Glücklicherweise sagte meine jüngere Tochter Keren, wahrscheinlich, weil ihre Kinder größer werden und Fragen über ihre Herkunft stellen, letztes Jahr, ein Jahr vor Mutters Tod, zu mir: »Wir wissen nichts über die Geschichte der Familie.« Daher stellte ich Mutter einige Fragen, ohne auf die Idee zu kommen, dass es bald für immer zu spät dafür sein würde. Es tut mir leid, dass ich mich nicht genug für die Details interessierte. Von der Seite unseres Vaters habe ich das Glück, Onkel Erwin zu haben, das Gedächtnis unserer Familie väterlicherseits. Aber auf der Seite unserer Mutter gibt es Dinge, die wir nie mehr in Erfahrung bringen werden.

Die Wohnung unserer Mutter zu betreten ist ein Bedürfnis ebenso wie ein Albtraum. Wir werden in eine verbrannte Wohnung kommen. Wir werden sehen, welche Dinge von emotionalem Wert kaputt sind, denn von materiellem Wert gab es nichts. Wir werden uns die Szene des Mordes vorstellen müssen. Wir wissen nicht einmal ein tragisches Detail, nämlich inwieweit das Blut rund um die Szene abgewaschen wurde. Vielleicht werden wir auf dem Tisch noch die Gläser vorfinden, in denen die Mörder den Porto getrunken haben, den unsere Mutter ihnen serviert hatte, wenn sie nicht als Beweisstücke verwendet wurden. Im Kühlschrank werden noch alle Einkäufe sein, die wir für sie gemacht haben. Alles Dinge, die uns sicherlich wehtun.Wir wissen nicht, was wir vorfinden werden, und manchmal sagen wir uns: »Glücklicherweise müssen wir nicht heute hingehen.« Es wird sicher ein fürchterlicher Schock werden … Sowohl Allan als auch ich meiden das Viertel und nehmen sogar große Umwege in Kauf, um nicht die Straßen unserer Kindheit wiederzusehen, jenen Weg gehen zu müssen, der »zu Mutter« führte und den wir seit mehr als fünfzig Jahren auswendig kennen. Jovita, die die Angewohnheit hatte, bei der Metro-Station Nation auszusteigen, hat jedes Mal Tränen in den Augen, wenn diese Richtung auf der Anzeigetafel aufscheint. Nur zweimal mussten wir zu dem Wohnhaus zurückkehren, und jedes Mal war es eine Qual.
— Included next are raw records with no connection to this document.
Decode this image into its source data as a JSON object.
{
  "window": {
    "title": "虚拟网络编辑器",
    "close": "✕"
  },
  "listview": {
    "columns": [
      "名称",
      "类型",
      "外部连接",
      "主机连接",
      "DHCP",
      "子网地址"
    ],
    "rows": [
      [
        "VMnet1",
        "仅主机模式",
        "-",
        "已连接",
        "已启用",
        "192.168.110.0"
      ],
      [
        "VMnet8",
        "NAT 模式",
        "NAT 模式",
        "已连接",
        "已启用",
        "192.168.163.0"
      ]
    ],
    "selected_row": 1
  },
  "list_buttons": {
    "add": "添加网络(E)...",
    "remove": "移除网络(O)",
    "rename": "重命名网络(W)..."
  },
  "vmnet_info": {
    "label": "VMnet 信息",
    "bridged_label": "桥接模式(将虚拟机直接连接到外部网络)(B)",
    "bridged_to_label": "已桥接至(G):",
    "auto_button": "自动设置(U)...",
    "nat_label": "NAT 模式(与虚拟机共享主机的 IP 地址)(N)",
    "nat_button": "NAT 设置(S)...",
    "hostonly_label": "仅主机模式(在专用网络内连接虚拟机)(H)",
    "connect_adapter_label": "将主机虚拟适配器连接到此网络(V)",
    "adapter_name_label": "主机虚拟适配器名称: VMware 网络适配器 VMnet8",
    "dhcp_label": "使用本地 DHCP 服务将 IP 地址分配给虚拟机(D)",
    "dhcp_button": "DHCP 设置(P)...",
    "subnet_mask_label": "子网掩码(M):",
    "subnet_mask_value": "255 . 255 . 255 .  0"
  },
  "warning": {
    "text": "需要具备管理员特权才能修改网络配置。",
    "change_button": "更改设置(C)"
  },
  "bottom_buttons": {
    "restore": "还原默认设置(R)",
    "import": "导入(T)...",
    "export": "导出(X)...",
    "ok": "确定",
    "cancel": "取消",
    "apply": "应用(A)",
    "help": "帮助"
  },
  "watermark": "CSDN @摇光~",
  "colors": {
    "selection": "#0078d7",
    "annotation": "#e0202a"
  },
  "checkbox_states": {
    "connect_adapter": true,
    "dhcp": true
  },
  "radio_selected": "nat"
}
Das erste Mal kamen wir am 12. April, weil der Präsident der Mietergemeinschaft und die Nachbarn eine Ehrung von Mutter in Anwesenheit der Bürgermeisterin von Paris, Anne Hidalgo, des derzeitigen und früheren Bezirksvorstehers des 11. Pariser Gemeindebezirks und unserer Freunde und Verwandten vornahm. Sie spendeten einen Baum, der an diesem Tag unter Mutters Fenstern gepflanzt wurde. Unser Blick wanderte unwillkürlich zu den Mauern hinauf, auf denen die Spuren des Verbrechens in Form von schwarzen Flecken, die von der Stärke des Brandes zeugen, immer noch abzulesen sind. Doch die Nachbarn sorgten dafür, dass wir uns angenehmeren Dingen zuwandten, nämlich den Erinnerungen, die alle an Mutter hatten. Anne Hidalgo berichtete uns von ihrer Absicht, eine Straße in Paris nach unserer Mutter benennen zu wollen. Das sind symbolische Gesten, die uns guttun, denn all dies dient dazu, sie nicht in Vergessenheit geraten zu lassen und zum Ausdruck zu bringen, dass man sie ebenso liebt, wie sie die anderen liebte. Wir sahen auch, gegen unseren Willen, zu den Fenstern ihrer Wohnung hinauf und stellten uns vor, was sich dahinter abgespielt haben mochte. Auf den Gitterstäben des Gebäudes, die im Verhältnis zur Straße etwas nach hinten versetzt und auf einem kleinen Vorsprung angebracht sind, entdeckten wir das, was wir bereits in den Medien gesehen hatten, nämlich ein Porträt unserer Mutter, das außen befestigt war mit Blumen und Karten. Die Nachbarn hatten das Foto gewählt, wo sie im Jahr 2013 ihre Ehrenmedaille zum fünfzigsten Jahrestag ihres Einzugs in die Wohnung überreicht bekam, ein Tag, an dem Jovita sie zum Tanzen brachte. Das zweite Mal waren wir anlässlich des Gedenkgottesdienstes am 15. April in dem Viertel, der traditionellerweise einen Monat nach dem Ableben stattfindet. Nach der Synagoge gingen wir mit den Mitgliedern der Familie essen und trafen uns am Boulevard Voltaire. Doch seit diesem Zeitpunkt meiden wir das Viertel — bis zu dem Tag, an dem wir die Erlaubnis erhalten, die Wohnung zu betreten, und an dem wir zwischen unserem Bedürfnis, dies zu tun, und der Angst davor zerrissen sein werden. Wir müssen im Beisein der Anwälte der »Verdächtigen« hingehen, was diesen Augenblick, der ein Moment der Besinnung sein sollte, zu einer Nervenzerreißprobe machen wird. Es ist klar, dass Ys Mutter zu ihrer eigenen Sicherheit eine andere Wohnung zugeteilt bekam, auch sie wurde von der Polizei befragt, aber vielleicht ist sie noch auf freiem Fuß, wir wissen es nicht.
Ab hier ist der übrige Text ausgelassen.